Although she wasn’t closing the beach, Haas intended to post the state’s advisory so citizens would be aware. The state also put out an advisory.
Meanwhile, state and federal environmental officials plan a survey next month to evaluate trouble with another invasive species, a spreading population of Asian clams.
Haas said the beach will be closed Monday, reopening 11 a.m. Tuesday.
“We can’t let people in the water,” Haas said.
The treatment depends on weather, so it could be postponed if there is heavy rain.
Amy Smagula, coordinator for the state Department of Environmental Services’ exotic species program, said the herbicide treatment doesn’t pose a health concern.
The closure is safety related, required to keep swimmers away from boats as workers treat the pond, she said.
The milfoil treatment program, costing about $16,000, will be funded by a combination of a state grant totaling $6,350, matched with local money raised through shorefront property owners.
“This is the same issue we’ve had. We’ve been treating for years,” said Derek Monson, vice president of water quality with the Cobbetts Pond Improvement Association.
Milfoil, an aquatic weed, is not native to the pond, but likely was brought in by a boat years ago, then spread throughout the pond.
Monson characterizes the pond’s milfoil problem as up and down. “It’s a difficult problem to manage,” he said.
Cobbetts Pond covers move than 300 acres.
“We are treating 33 acres this year for milfoil,” Monson said.
“There is enough milfoil to warrant herbicide treatment,” Smagula said.

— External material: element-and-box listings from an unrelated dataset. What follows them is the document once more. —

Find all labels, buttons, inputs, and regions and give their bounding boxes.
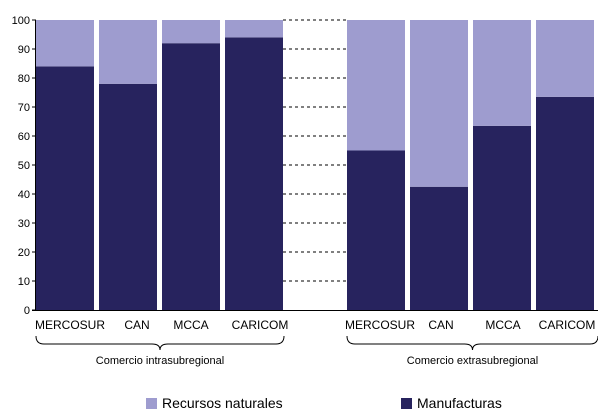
- category-label: MCCA: [485, 318, 520, 332]
- grid-lines: [283, 19, 347, 282]
- legend-label: Recursos naturales: [162, 395, 283, 410]
- bar-manufacturas: [473, 125, 531, 310]
- category-label: CAN: [124, 318, 149, 332]
- bar-recursos-naturales: [410, 20, 468, 187]
- bar-manufacturas: [410, 186, 468, 310]
- y-tick-label: 70: [18, 102, 30, 114]
- y-tick-label: 80: [18, 73, 30, 85]
- y-tick-label: 60: [18, 131, 30, 143]
- group-label: Comercio extrasubregional: [407, 355, 538, 367]
- category-label: CARICOM: [232, 318, 289, 332]
- bar-recursos-naturales: [36, 20, 94, 67]
- legend-swatch: [401, 398, 412, 409]
- group-brackets: Comercio intrasubregional Comercio extras…: [35, 335, 598, 367]
- category-label: MCCA: [173, 318, 208, 332]
- bar-manufacturas: [99, 83, 157, 310]
- category-label: MERCOSUR: [35, 318, 105, 332]
- bar-recursos-naturales: [473, 20, 531, 126]
- y-tick-label: 40: [18, 189, 30, 201]
- y-tick-label: 100: [12, 15, 30, 27]
- bar-manufacturas: [162, 43, 220, 310]
- bar-manufacturas: [36, 66, 94, 311]
- bar-manufacturas: [347, 150, 405, 310]
- bar-recursos-naturales: [162, 20, 220, 44]
- y-tick-label: 0: [24, 305, 30, 317]
- legend: Recursos naturales Manufacturas: [146, 395, 502, 410]
- category-label: MERCOSUR: [345, 318, 415, 332]
- legend-swatch: [146, 398, 157, 409]
- group-bracket: [35, 335, 285, 351]
- y-tick-label: 90: [18, 44, 30, 56]
- bar-recursos-naturales: [225, 20, 283, 38]
- category-label: CAN: [428, 318, 453, 332]
- bar-recursos-naturales: [347, 20, 405, 151]
- group-bracket: [346, 335, 598, 351]
- group-label: Comercio intrasubregional: [96, 355, 224, 367]
- y-tick-label: 30: [18, 218, 30, 230]
- y-tick-label: 20: [18, 247, 30, 259]
- y-tick-label: 10: [18, 276, 30, 288]
- y-tick-label: 50: [18, 160, 30, 172]
- y-axis: 0 10 20 30 40 50 60 70 80 90 100: [12, 15, 598, 317]
- bar-recursos-naturales: [99, 20, 157, 84]
- category-label: CARICOM: [539, 318, 596, 332]
- bar-manufacturas: [536, 96, 594, 310]
- category-labels: MERCOSUR CAN MCCA CARICOM MERCOSUR CAN MCCA CAR…: [35, 318, 595, 332]
- bars: [36, 20, 594, 311]
- bar-manufacturas: [225, 37, 283, 311]
- legend-label: Manufacturas: [417, 395, 502, 410]
- bar-recursos-naturales: [536, 20, 594, 97]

Other milfoil will be hand pulled by divers.
Asian clams are another concern for water quality.
They have been in the pond for a couple of seasons, but can spread rapidly. A single clam can release 2,000 to 8,000 offspring a year.
“They are pretty much around the pond at this point,” Smagula said.
State and federal officials plan a survey next month that could lead to a management plan, she said.
The clams, about the size of a dime, can contribute to algae blooms, compete with native aquatic species, clog water pipes, and injure swimmers and waders with their sharp shells.